Xavier Giannoli a passé beaucoup de temps à regarder des essais car ce dernier réécrit le film une fois qu'il a trouvé ses acteurs. "J’ai vu des centaines de visages… et puis celui de Galatea Bellugi, que je ne connaissais pas. Il y a eu une évidence claire et sereine. J’ai regardé ses essais où Anna raconte son apparition et il était tout simplement impossible d’imaginer qu’elle était en train de jouer, de mentir. Ses regards, ses gestes, le grain de sa voix, tout conférait une saisissante réalité à ce qui est pourtant un récit incroyable. Il y avait même quelque chose qui avait à voir avec la folie tant elle semblait calmement croire à ce qu’elle racontait. On m’a ensuite dit qu’elle avait un peu joué dans des films, sans vraiment savoir si elle voulait devenir actrice alors qu’elle a une présence unique. Chaque jour passé avec elle sur le tournage était un moment de grâce. Elle a eu une relation très intéressante avec Vincent Lindon, comme s’ils avaient tous les deux compris qu’ils avaient tout à gagner à garder leurs distances. Elle est à la fois familière et insaisissable, tout ce dont peut rêver un metteur en scène. Sans doute un don du ciel."
Xavier Giannoli a d’abord écrit le film en écoutant Arvö Part avant d'inclurer ses musiques dans le film. Ce dernier est un compositeur lituanien contemporain. C’est l'ingénieur du son du réalisateur, François Musy, avec lequel il travaille depuis son premier court-métrage, qui lui a fait découvrir le musicien. "Comment vous parler d’un tel génie ? Comme je vous l’ai dit, j’ai voulu ancrer le film dans la réalité, dans l’époque, dans les bruits de l’époque : le bruit des machines à souffler des plumes, les bruits des avions et des voitures, les vibrations des néons dans les plafonds. Le film ne se déroule pas dans le silence d’église d’un petit village pastoral, bien au contraire.

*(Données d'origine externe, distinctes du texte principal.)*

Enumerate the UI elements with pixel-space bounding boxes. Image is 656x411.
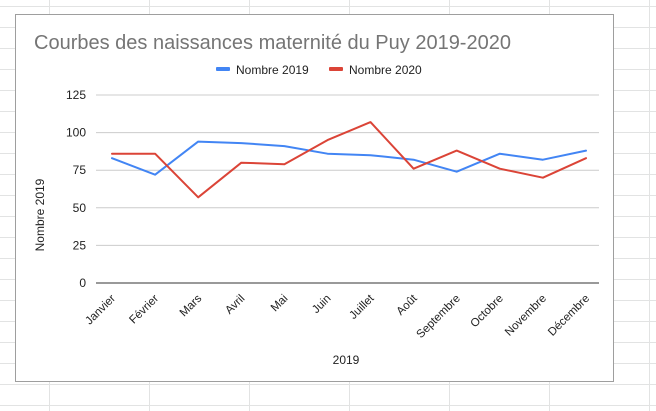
- x-tick-label: Juillet: [347, 292, 377, 322]
- x-axis-title: 2019: [333, 353, 360, 367]
- x-tick-label: Mars: [178, 292, 205, 319]
- y-tick-label: 50: [73, 201, 87, 215]
- series-line-1: [111, 140, 587, 176]
- x-tick-label: Janvier: [83, 293, 118, 328]
- y-tick-label: 100: [66, 126, 86, 140]
- y-tick-label: 125: [66, 88, 86, 102]
- y-axis-title: Nombre 2019: [33, 178, 47, 251]
- series-lines: [111, 121, 587, 199]
- x-tick-label: Avril: [223, 293, 247, 317]
- x-tick-label: Juin: [310, 293, 333, 316]
- legend-label-2: Nombre 2020: [349, 63, 422, 77]
- y-axis-ticks: 0 25 50 75 100 125: [66, 88, 86, 290]
- x-tick-label: Septembre: [415, 293, 463, 341]
- legend-label-1: Nombre 2019: [236, 63, 309, 77]
- legend-swatch-2: [329, 67, 343, 71]
- x-tick-label: Août: [395, 292, 421, 318]
- series-line-2: [111, 121, 587, 199]
- line-chart: Courbes des naissances maternité du Puy …: [33, 32, 599, 367]
- y-tick-label: 0: [79, 276, 86, 290]
- gridlines: [96, 94, 599, 284]
- x-tick-label: Octobre: [469, 293, 506, 330]
- x-tick-label: Février: [127, 293, 161, 327]
- x-axis-ticks: Janvier Février Mars Avril Mai Juin Juillet Aoû…: [83, 292, 592, 341]
- x-tick-label: Mai: [269, 293, 291, 315]
- chart-title: Courbes des naissances maternité du Puy …: [34, 32, 511, 54]
- legend: Nombre 2019 Nombre 2020: [216, 63, 422, 77]
- x-tick-label: Décembre: [546, 293, 592, 339]
- x-tick-label: Novembre: [503, 293, 549, 339]
- y-tick-label: 25: [73, 238, 87, 252]
- legend-swatch-1: [216, 67, 230, 71]
- chart-container[interactable]: Courbes des naissances maternité du Puy …: [15, 14, 614, 382]
- y-tick-label: 75: [73, 163, 87, 177]
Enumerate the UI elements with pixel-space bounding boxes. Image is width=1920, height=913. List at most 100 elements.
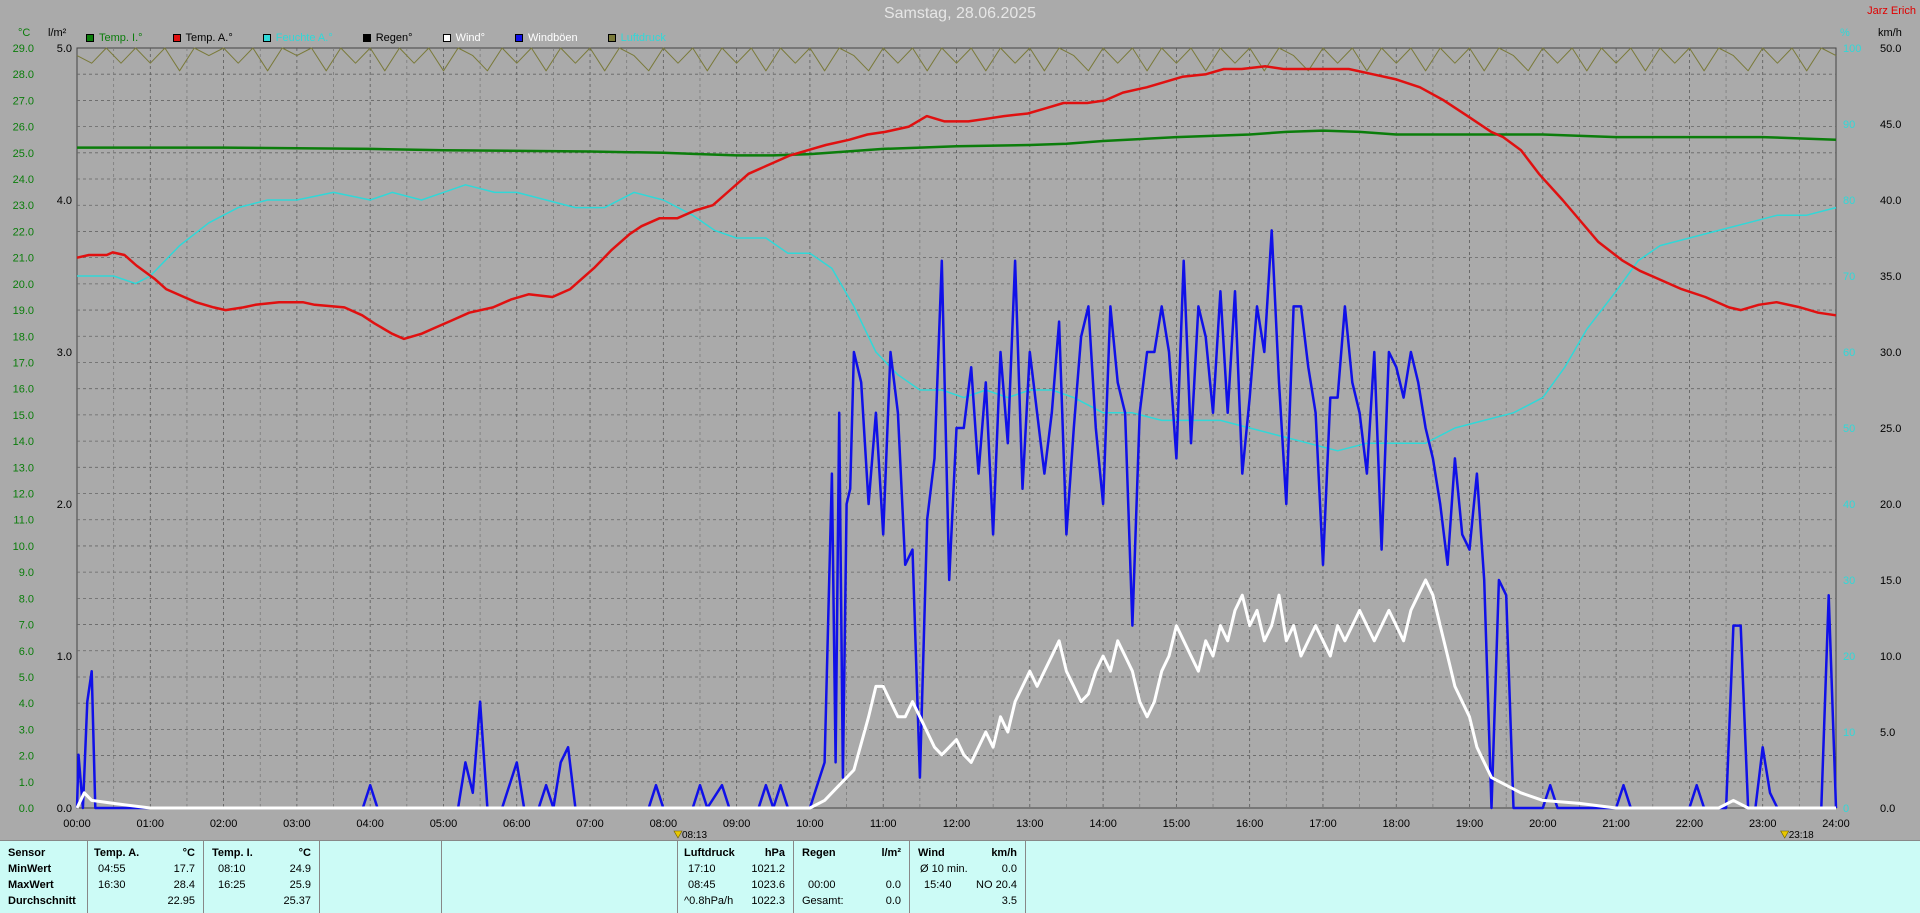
y-tick-label-temp: 17.0 — [13, 357, 34, 369]
y-tick-label-wind: 35.0 — [1880, 271, 1901, 283]
stats-pressure-min-time: 17:10 — [688, 863, 716, 875]
stats-wind-avg10-label: Ø 10 min. — [920, 863, 968, 875]
y-tick-label-percent: 40 — [1843, 499, 1855, 511]
legend-label: Wind° — [455, 32, 486, 44]
stats-wind-column: Wind km/h Ø 10 min. 0.0 15:40 NO 20.4 3.5 — [910, 841, 1026, 913]
y-tick-label-percent: 100 — [1843, 43, 1861, 55]
legend-item: Feuchte A.° — [262, 32, 333, 44]
stats-wind-header: Wind — [918, 847, 945, 859]
y-tick-label-wind: 40.0 — [1880, 195, 1901, 207]
stats-rain-header: Regen — [802, 847, 836, 859]
legend-item: Regen° — [362, 32, 413, 44]
y-tick-label-rain: 2.0 — [57, 499, 72, 511]
y-tick-label-percent: 30 — [1843, 575, 1855, 587]
y-tick-label-temp: 18.0 — [13, 331, 34, 343]
chart-canvas: 0.0 1.0 2.0 3.0 4.0 5.0 6.0 7.0 8.0 9.0 10.0 11.0 12… — [13, 27, 1902, 840]
legend-label: Feuchte A.° — [275, 32, 333, 44]
y-tick-label-rain: 4.0 — [57, 195, 72, 207]
stats-empty-column-2 — [442, 841, 678, 913]
axis-unit-wind: km/h — [1878, 27, 1902, 39]
y-tick-label-wind: 10.0 — [1880, 651, 1901, 663]
legend-swatch — [262, 34, 271, 42]
x-tick-label: 02:00 — [210, 818, 238, 830]
y-tick-label-wind: 50.0 — [1880, 43, 1901, 55]
y-tick-label-rain: 0.0 — [57, 803, 72, 815]
x-tick-label: 14:00 — [1089, 818, 1117, 830]
marker-label: 08:13 — [682, 830, 707, 840]
stats-pressure-unit: hPa — [764, 847, 785, 859]
y-tick-label-rain: 3.0 — [57, 347, 72, 359]
stats-pressure-column: Luftdruck hPa 17:10 1021.2 08:45 1023.6 ^0… — [678, 841, 794, 913]
y-tick-label-temp: 1.0 — [19, 777, 34, 789]
x-tick-label: 20:00 — [1529, 818, 1557, 830]
stats-sensor-column: Sensor MinWert MaxWert Durchschnitt — [0, 841, 88, 913]
x-tick-label: 16:00 — [1236, 818, 1264, 830]
stats-temp-a-header: Temp. A. — [94, 847, 140, 859]
y-tick-label-temp: 29.0 — [13, 43, 34, 55]
y-tick-label-temp: 8.0 — [19, 593, 34, 605]
y-tick-label-temp: 2.0 — [19, 751, 34, 763]
axis-unit-temp: °C — [18, 27, 30, 39]
y-tick-label-temp: 16.0 — [13, 384, 34, 396]
y-tick-label-wind: 5.0 — [1880, 727, 1895, 739]
y-tick-label-rain: 5.0 — [57, 43, 72, 55]
legend-label: Temp. I.° — [99, 32, 143, 44]
y-tick-label-wind: 15.0 — [1880, 575, 1901, 587]
y-tick-label-temp: 25.0 — [13, 148, 34, 160]
y-tick-label-temp: 11.0 — [13, 515, 34, 527]
stats-temp-a-min-value: 17.7 — [173, 863, 195, 875]
stats-temp-a-max-time: 16:30 — [98, 879, 126, 891]
legend-swatch — [172, 34, 181, 42]
series-line — [76, 65, 1837, 341]
x-tick-label: 00:00 — [63, 818, 91, 830]
series-line — [77, 129, 1837, 157]
x-tick-label: 17:00 — [1309, 818, 1337, 830]
stats-temp-i-unit: °C — [298, 847, 311, 859]
stats-pressure-min-value: 1021.2 — [751, 863, 785, 875]
x-tick-label: 24:00 — [1822, 818, 1850, 830]
stats-temp-i-max-value: 25.9 — [289, 879, 311, 891]
stats-pressure-trend: ^0.8hPa/h — [684, 895, 734, 907]
marker-triangle — [673, 830, 683, 839]
x-tick-label: 08:00 — [650, 818, 678, 830]
y-tick-label-temp: 12.0 — [13, 489, 34, 501]
weather-chart: 0.0 1.0 2.0 3.0 4.0 5.0 6.0 7.0 8.0 9.0 10.0 11.0 12… — [13, 5, 1916, 840]
stats-sensor-header: Sensor — [8, 847, 46, 859]
stats-temp-i-min-value: 24.9 — [289, 863, 311, 875]
legend-swatch — [442, 34, 451, 42]
x-tick-label: 03:00 — [283, 818, 311, 830]
legend-item: Windböen — [515, 32, 578, 44]
y-tick-label-temp: 21.0 — [13, 253, 34, 265]
chart-title: Samstag, 28.06.2025 — [883, 5, 1037, 22]
chart-legend: Temp. I.° Temp. A.° Feuchte A.° Regen° Wind°… — [86, 30, 696, 46]
series-line — [75, 578, 1836, 810]
legend-item: Luftdruck — [607, 32, 666, 44]
x-tick-label: 19:00 — [1456, 818, 1484, 830]
stats-temp-a-max-value: 28.4 — [173, 879, 195, 891]
y-tick-label-temp: 19.0 — [13, 305, 34, 317]
y-tick-label-percent: 20 — [1843, 651, 1855, 663]
x-tick-label: 01:00 — [137, 818, 165, 830]
axis-unit-rain: l/m² — [48, 27, 67, 39]
legend-label: Windböen — [528, 32, 578, 44]
y-tick-label-temp: 24.0 — [13, 174, 34, 186]
x-tick-label: 12:00 — [943, 818, 971, 830]
stats-wind-unit: km/h — [991, 847, 1017, 859]
stats-temp-a-unit: °C — [182, 847, 195, 859]
legend-item: Temp. I.° — [86, 32, 143, 44]
stats-row-avg-label: Durchschnitt — [8, 895, 76, 907]
y-tick-label-temp: 7.0 — [19, 620, 34, 632]
y-tick-label-wind: 25.0 — [1880, 423, 1901, 435]
stats-wind-avg10-value: 0.0 — [1001, 863, 1017, 875]
x-tick-label: 21:00 — [1602, 818, 1630, 830]
y-tick-label-temp: 27.0 — [13, 95, 34, 107]
x-tick-label: 11:00 — [870, 818, 897, 830]
y-tick-label-percent: 0 — [1843, 803, 1849, 815]
stats-wind-avg-value: 3.5 — [1001, 895, 1017, 907]
x-tick-label: 10:00 — [796, 818, 824, 830]
y-tick-label-temp: 15.0 — [13, 410, 34, 422]
stats-rain-total-label: Gesamt: — [802, 895, 844, 907]
x-tick-label: 18:00 — [1382, 818, 1410, 830]
legend-label: Temp. A.° — [185, 32, 233, 44]
stats-temp-a-column: Temp. A. °C 04:55 17.7 16:30 28.4 22.95 — [88, 841, 204, 913]
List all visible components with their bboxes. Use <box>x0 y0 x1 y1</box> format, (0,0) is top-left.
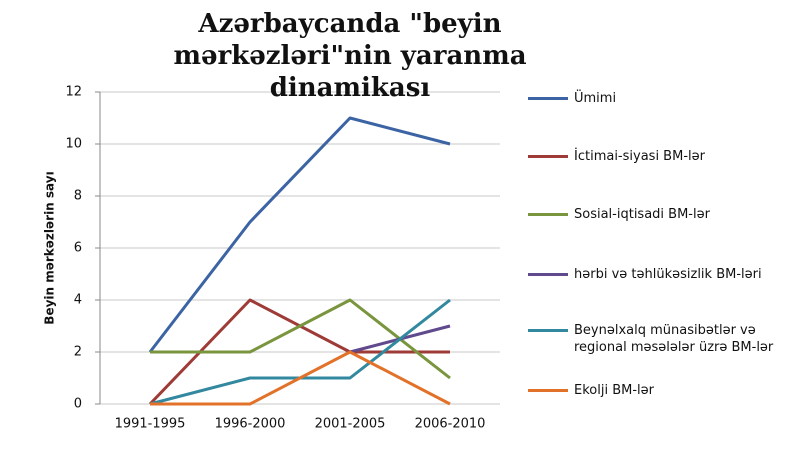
series-line <box>148 116 451 353</box>
legend-item: hərbi və təhlükəsizlik BM-ləri <box>528 266 793 283</box>
legend-swatch <box>528 329 568 332</box>
legend-swatch <box>528 273 568 276</box>
legend-item: Ümimi <box>528 90 793 107</box>
legend-swatch <box>528 213 568 216</box>
y-axis-label: Beyin mərkəzlərin sayı <box>43 171 57 324</box>
y-tick-label: 4 <box>74 293 82 308</box>
y-tick-label: 12 <box>65 85 82 100</box>
x-tick-label: 1991-1995 <box>115 417 186 432</box>
y-tick-label: 8 <box>74 189 82 204</box>
chart-title: Azərbaycanda "beyin mərkəzləri"nin yaran… <box>173 9 527 103</box>
legend-label: İctimai-siyasi BM-lər <box>574 149 705 164</box>
legend-swatch <box>528 155 568 158</box>
x-tick-label: 2006-2010 <box>415 417 486 432</box>
legend-item: Ekolji BM-lər <box>528 382 793 399</box>
legend-swatch <box>528 97 568 100</box>
legend-item: Beynəlxalq münasibətlər və regional məsə… <box>528 322 793 356</box>
legend-item: Sosial-iqtisadi BM-lər <box>528 206 793 223</box>
x-tick-label: 2001-2005 <box>315 417 386 432</box>
legend-item: İctimai-siyasi BM-lər <box>528 148 793 165</box>
y-tick-label: 6 <box>74 241 82 256</box>
legend-label: Ümimi <box>574 91 617 106</box>
y-tick-label: 2 <box>74 345 82 360</box>
legend-label: Beynəlxalq münasibətlər və regional məsə… <box>574 323 774 355</box>
series-line <box>150 350 451 406</box>
legend-label: Ekolji BM-lər <box>574 383 654 398</box>
legend-label: Sosial-iqtisadi BM-lər <box>574 207 710 222</box>
legend-swatch <box>528 389 568 392</box>
y-tick-label: 10 <box>65 137 82 152</box>
x-tick-label: 1996-2000 <box>215 417 286 432</box>
y-tick-label: 0 <box>74 397 82 412</box>
legend-label: hərbi və təhlükəsizlik BM-ləri <box>574 267 762 282</box>
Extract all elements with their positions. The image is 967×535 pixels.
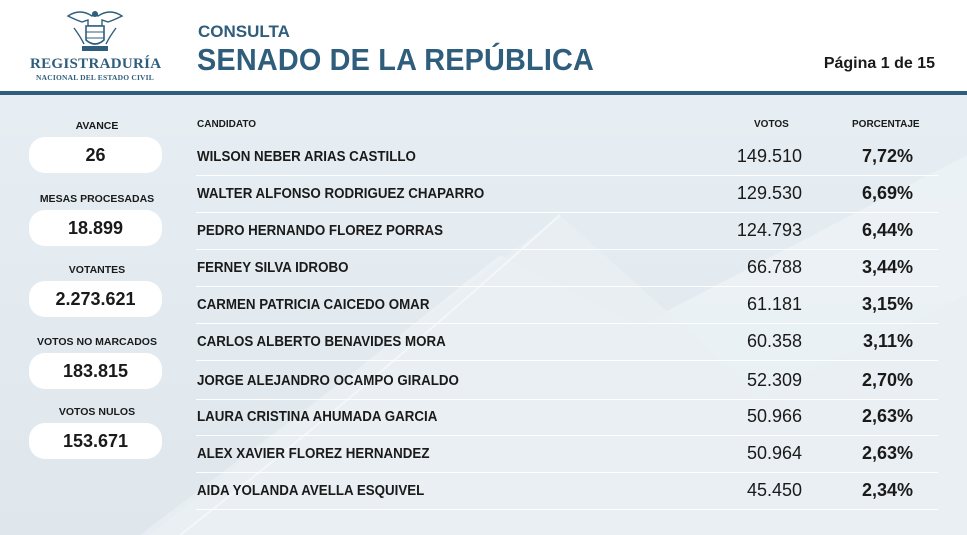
stat-value-avance: 26 <box>29 137 162 173</box>
candidate-name: WALTER ALFONSO RODRIGUEZ CHAPARRO <box>197 186 485 202</box>
stat-value-votos-nulos: 153.671 <box>29 423 162 459</box>
candidate-percentage: 7,72% <box>861 146 913 166</box>
candidate-name: CARLOS ALBERTO BENAVIDES MORA <box>197 334 446 350</box>
candidate-name: ALEX XAVIER FLOREZ HERNANDEZ <box>197 446 430 462</box>
stat-label-avance: AVANCE <box>75 120 119 132</box>
column-header-candidate: CANDIDATO <box>197 119 257 130</box>
page-subtitle: CONSULTA <box>198 22 290 41</box>
candidate-votes: 50.966 <box>746 406 802 426</box>
candidate-percentage: 6,44% <box>861 220 913 240</box>
table-row: FERNEY SILVA IDROBO 66.788 3,44% <box>196 250 938 287</box>
column-header-votes: VOTOS <box>754 119 789 130</box>
stat-value-mesas-procesadas: 18.899 <box>29 210 162 246</box>
candidate-name: JORGE ALEJANDRO OCAMPO GIRALDO <box>197 373 459 389</box>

Alors la musique de Part intervient comme un contrepoint spirituel à ce réalisme qui ne prédispose en rien à accepter la possibilité du surnaturel. Sa musique laisse une place au silence, comme au doute, à la profonde humanité et poésie du doute.
Mais il y a aussi un thème de Georges Delerue auquel je tiens beaucoup. Il est très important pour moi que le cinéma soit un spectacle, le spectacle de nos vies qui se cherchent. Et cette recherche m’a fait repenser à ce thème que l’on entend à la fin du film et qui s’intitule Stellaire. C’est une musique qu’il avait composée dans les années 80 pour une série documentaire sur l’astrophysique à la télévision. On y voyait comment les hommes ont toujours cherché à percer les mystères du ciel. Je me souviens que des très grands scientifiques qui avaient passé leur vie à étudier l’univers finissaient par se poser la question de l’existence de Dieu."